= Kozo Saito =

Kozo Saito is a mechanical engineer, currently the Tennessee Valley Authority Professor in Mechanical Engineering and also the Director of the Institute of Research for Technology Development, at the University of Kentucky, and also a published author.

==Education & Appointments==

- 1975 B.Sc. - Seikei University Japan
- 1977 MS - Seikei University Japan
- 1980 Ph.D. - Seikei University Japan
- 1980 Assistant Post-graduate Engineer - University of California, San Diego
- 1981 Research Associate and Member of Research Staff - Princeton University
- 1986 Associate Professor - University of Kentucky
- 1993 Professor - University of Kentucky
- 2000 Tennessee Valley Authority Professor in Mechanical Engineering - University of Kentucky
- 2007 Director Institute of Research for Technology Development (IR4TD) - University of Kentucky

==Scholarship and Award==

Saito's research interest includes combustion (flame synthesis, laminar diffusion flame structure, micro flames, soot formation), fire research (flame spread, fire whirls, boil over, pool and crib fires, scaling laws), scale modeling (law approach, scaling laws, similarity), Monozukuri (Toyota production system, Lean systems, kufu), and engineering philosophy (Zen philosophy, Daoism, D.T. Suzuki).
His educational philosophy shares with traditional Japanese Hitozukuri principles and Zen philosophy. Saito has regularly taught two different graduate level courses, ME 563 combustion and ME 565 scale modeling in engineering, where he has practiced engineering philosophy and kufu principles.
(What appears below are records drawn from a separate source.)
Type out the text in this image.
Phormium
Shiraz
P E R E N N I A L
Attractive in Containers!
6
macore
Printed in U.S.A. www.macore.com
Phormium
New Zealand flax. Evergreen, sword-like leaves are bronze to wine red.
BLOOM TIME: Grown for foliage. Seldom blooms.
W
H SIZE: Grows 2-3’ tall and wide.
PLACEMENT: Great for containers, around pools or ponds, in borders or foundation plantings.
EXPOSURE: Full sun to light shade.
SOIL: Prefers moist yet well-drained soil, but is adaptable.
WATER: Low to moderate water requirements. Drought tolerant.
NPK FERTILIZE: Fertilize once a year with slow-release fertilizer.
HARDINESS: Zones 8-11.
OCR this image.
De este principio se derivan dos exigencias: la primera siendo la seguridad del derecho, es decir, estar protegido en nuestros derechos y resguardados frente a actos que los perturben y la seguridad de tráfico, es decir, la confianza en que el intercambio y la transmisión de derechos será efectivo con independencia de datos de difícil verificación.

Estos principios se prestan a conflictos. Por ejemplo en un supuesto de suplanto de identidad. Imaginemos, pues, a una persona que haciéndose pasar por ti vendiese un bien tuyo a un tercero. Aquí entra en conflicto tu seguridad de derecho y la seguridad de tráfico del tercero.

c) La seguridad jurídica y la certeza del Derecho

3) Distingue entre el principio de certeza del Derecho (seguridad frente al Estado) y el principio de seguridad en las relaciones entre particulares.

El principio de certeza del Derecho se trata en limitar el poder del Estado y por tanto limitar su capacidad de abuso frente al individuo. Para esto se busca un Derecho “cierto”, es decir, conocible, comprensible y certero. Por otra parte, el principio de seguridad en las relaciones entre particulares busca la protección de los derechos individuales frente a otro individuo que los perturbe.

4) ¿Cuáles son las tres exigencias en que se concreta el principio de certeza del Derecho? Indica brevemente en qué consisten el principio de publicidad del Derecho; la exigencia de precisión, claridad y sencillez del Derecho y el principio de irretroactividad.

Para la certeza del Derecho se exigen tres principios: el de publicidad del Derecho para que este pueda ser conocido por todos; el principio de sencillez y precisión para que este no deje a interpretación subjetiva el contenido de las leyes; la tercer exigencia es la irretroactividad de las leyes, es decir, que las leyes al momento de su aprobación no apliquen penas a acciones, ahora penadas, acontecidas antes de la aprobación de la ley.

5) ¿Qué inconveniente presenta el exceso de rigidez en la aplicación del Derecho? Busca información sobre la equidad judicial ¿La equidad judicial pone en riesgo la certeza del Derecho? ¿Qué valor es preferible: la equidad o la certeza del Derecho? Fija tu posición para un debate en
He has given the Fujio Cho Legacy Lecture at the University of Kentucky's Lean Certification, since 2010.
Saito is fellow of American Society of Mechanical Engineers, Chair of International Scale Modeling Committee, former committee member of the National Research Council. His awards include the Richard Emori Award from the second International Symposium on Scale Modeling, International Prize from Combustion Society of Japan.